Il est 1:21 ici (20:21 en martinique, sacré manque du pays tout à coup, bordel), je rentre à la fraiche, petite ballade hivernale, goutte au nez... J’ai le ciboulot comme une cocotte Moulinex prête à exploser sans que la sécurité ne m’ait d’ailleurs sifflé. Une bière du démon pour donner le ton et ma nuit commence. Il me fallait bien la bière la plus forte du monde pour cela. Question de me remettre. Sacré semaine, sacrée soirée, sacrée nuit... Il s’en ait passé cette semaine, plus qu’en un mois, comme un court métrage, unité de lieux sans unité de temps.
Allez, oublions, je m’en tamponne comme de mon premier poil de bite, je m’en cogne du Réparateur, du Paradoxal, allez, laisse-les à plus tard, ducon.
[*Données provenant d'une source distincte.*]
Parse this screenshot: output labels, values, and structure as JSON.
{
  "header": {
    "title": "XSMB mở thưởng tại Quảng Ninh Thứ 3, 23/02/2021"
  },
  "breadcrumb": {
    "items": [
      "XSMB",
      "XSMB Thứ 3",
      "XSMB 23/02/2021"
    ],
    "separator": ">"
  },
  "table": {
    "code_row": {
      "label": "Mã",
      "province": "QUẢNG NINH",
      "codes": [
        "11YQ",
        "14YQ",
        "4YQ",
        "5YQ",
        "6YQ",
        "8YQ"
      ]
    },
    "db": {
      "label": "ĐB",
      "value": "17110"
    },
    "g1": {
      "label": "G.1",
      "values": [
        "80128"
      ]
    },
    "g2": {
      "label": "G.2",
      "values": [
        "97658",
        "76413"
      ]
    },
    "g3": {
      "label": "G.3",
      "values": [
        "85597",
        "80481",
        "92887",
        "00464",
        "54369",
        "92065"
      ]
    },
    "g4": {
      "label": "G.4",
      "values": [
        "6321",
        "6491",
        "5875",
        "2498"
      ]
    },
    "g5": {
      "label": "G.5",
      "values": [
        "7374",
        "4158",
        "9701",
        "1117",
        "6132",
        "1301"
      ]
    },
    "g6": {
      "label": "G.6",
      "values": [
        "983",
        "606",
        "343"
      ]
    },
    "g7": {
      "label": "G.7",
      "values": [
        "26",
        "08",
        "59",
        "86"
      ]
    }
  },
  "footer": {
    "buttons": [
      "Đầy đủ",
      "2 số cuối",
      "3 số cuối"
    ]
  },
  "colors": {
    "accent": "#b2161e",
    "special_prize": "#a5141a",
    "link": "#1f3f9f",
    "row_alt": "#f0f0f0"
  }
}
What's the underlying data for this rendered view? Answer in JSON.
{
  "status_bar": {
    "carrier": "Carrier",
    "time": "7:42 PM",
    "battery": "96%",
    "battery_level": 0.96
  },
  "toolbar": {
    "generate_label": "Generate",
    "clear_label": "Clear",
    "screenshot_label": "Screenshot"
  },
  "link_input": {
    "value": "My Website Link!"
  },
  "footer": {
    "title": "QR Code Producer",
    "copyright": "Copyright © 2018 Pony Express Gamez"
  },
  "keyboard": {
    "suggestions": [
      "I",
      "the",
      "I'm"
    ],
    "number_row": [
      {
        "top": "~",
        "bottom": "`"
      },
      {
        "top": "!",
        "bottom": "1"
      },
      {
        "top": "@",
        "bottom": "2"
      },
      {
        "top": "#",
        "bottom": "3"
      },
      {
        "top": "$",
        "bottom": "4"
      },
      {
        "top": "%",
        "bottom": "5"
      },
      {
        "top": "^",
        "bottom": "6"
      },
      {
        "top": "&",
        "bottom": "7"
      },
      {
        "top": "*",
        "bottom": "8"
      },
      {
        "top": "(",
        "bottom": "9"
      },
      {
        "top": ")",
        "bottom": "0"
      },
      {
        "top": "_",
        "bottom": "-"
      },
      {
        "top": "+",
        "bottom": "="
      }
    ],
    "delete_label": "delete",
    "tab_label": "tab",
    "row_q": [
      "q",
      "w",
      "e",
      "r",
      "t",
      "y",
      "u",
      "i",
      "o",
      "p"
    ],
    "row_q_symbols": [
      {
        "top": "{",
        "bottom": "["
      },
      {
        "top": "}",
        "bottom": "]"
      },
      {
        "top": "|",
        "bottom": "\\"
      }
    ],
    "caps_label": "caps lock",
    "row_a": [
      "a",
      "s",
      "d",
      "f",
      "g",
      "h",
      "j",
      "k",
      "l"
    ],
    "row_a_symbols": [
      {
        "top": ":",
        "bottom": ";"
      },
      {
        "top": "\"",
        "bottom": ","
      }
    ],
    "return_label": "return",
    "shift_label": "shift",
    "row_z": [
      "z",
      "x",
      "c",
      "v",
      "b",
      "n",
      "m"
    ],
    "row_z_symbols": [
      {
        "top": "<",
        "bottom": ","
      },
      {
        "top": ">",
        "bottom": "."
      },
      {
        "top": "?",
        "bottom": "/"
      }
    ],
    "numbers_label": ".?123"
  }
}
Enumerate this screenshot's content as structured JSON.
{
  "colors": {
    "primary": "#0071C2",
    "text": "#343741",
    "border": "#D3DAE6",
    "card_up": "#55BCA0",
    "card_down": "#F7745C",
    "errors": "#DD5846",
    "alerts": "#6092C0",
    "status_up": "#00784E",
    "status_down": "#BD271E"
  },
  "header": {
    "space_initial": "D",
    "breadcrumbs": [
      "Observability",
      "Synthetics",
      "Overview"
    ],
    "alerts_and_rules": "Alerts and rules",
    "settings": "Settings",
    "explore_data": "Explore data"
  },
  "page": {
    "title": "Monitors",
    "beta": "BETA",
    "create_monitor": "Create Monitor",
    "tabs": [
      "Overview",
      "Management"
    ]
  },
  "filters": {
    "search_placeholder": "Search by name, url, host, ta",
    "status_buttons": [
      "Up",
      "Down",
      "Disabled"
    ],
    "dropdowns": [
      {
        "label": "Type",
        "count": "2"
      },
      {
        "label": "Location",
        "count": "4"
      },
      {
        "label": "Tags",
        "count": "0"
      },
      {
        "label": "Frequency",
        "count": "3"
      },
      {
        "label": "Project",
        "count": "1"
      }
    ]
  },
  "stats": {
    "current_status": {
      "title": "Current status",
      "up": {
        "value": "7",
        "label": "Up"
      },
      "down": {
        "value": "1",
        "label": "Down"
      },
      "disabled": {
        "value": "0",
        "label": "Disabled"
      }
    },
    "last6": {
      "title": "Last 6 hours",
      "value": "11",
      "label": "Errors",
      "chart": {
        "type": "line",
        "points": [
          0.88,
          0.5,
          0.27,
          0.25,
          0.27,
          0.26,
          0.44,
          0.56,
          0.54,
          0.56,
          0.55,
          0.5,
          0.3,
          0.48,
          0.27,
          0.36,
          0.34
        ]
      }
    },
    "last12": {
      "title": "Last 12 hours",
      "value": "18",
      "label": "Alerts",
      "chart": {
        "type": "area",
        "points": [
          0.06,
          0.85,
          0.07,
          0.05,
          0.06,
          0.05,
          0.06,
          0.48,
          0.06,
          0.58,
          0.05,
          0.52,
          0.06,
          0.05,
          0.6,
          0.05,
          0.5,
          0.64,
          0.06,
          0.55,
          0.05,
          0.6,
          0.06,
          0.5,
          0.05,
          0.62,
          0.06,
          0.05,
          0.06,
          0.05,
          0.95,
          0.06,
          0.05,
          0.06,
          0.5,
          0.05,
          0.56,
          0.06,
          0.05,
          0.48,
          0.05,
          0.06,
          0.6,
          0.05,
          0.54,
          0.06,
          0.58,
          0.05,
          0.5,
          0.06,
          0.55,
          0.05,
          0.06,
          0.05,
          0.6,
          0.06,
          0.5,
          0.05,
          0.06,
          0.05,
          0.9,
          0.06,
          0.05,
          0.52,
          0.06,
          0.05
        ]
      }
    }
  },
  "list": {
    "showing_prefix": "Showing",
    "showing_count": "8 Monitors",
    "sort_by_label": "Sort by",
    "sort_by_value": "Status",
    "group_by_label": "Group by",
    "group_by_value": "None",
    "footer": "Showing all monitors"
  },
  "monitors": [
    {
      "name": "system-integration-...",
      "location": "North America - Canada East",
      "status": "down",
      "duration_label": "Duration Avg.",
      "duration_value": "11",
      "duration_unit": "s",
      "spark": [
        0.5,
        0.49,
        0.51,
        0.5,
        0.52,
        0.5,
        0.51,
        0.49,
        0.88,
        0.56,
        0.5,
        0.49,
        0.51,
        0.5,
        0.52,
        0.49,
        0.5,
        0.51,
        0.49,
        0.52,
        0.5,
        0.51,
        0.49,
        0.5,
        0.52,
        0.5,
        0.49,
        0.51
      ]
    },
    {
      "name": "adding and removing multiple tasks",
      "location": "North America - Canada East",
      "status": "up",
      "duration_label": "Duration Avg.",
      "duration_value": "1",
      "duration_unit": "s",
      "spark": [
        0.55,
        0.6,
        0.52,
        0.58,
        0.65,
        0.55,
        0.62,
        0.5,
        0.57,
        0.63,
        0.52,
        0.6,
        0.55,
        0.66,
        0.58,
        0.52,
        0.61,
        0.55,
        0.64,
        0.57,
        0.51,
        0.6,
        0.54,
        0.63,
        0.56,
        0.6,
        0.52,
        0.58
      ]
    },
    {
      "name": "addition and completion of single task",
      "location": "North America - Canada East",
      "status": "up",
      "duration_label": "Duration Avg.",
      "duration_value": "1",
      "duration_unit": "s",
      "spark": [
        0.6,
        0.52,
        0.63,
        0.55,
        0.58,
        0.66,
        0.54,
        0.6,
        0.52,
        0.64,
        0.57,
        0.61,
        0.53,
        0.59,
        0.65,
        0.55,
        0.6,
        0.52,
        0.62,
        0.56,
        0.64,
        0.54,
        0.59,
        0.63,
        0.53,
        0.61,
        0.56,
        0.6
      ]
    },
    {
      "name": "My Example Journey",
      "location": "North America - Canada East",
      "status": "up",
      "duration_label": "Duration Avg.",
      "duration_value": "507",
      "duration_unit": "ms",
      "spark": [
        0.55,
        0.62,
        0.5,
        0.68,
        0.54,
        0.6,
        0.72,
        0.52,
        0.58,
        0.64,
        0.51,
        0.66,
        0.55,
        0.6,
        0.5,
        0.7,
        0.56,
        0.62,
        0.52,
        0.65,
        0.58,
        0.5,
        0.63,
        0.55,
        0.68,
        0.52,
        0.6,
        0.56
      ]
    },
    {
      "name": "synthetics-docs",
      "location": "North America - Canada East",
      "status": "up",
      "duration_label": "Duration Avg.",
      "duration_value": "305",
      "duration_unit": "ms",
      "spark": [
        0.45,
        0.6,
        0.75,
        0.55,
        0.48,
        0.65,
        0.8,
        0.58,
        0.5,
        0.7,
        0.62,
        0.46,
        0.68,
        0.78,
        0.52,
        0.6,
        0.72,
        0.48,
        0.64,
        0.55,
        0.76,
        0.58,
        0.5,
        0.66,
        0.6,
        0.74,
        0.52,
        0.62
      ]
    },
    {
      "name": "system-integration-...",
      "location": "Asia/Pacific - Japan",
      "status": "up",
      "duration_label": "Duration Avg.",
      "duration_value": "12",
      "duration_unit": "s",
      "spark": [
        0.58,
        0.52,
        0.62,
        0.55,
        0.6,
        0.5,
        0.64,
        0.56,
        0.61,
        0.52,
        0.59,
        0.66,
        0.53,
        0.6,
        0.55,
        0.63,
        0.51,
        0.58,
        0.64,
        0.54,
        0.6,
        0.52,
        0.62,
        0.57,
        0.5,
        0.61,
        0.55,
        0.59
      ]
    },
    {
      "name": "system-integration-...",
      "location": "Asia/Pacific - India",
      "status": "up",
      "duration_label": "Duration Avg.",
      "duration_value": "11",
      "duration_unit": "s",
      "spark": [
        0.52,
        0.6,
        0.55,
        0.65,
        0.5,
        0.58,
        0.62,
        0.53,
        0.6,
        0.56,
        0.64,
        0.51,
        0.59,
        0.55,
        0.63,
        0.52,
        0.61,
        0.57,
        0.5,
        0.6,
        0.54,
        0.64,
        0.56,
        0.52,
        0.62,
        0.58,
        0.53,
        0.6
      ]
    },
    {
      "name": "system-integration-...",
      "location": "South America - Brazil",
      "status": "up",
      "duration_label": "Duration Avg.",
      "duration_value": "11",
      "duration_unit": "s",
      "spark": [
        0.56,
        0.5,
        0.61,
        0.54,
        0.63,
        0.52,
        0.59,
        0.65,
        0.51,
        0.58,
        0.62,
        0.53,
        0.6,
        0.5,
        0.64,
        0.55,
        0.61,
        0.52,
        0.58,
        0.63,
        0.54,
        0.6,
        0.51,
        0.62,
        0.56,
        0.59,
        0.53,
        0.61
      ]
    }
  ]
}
J’ai besoin de vivre de suite, j’ai trop rêvé et pas assez agi, j’ai trop fantasmé pour ne pas profiter de ce que la nuit dérobe sans jamais se faire coffrer...
J’entends les avis de spécialistes S-Sommeil -collègues, amis, copains- huit heures de sommeil qu’il faut, minimum qu’ils ajoutent, j’entends mais je m’en branle avec allegresse, à quoi bon dormir des plombes ? Je fais un doigt à la nuit, et y’a pas à lire entre les lignes, merdé. Je vis de belles années pourquoi j’en looserai une miette sur un oreiller ? Pourquoi ? Que mon corps trinque dans quelques années et alors ?
Et alors ?
N’ai je pas raison de vivre cela maintenant ? Vieux, j’aurai tout le temps de ronquer, et puis merdé vieux, je ferai comme beaucoup, je serai mort avant.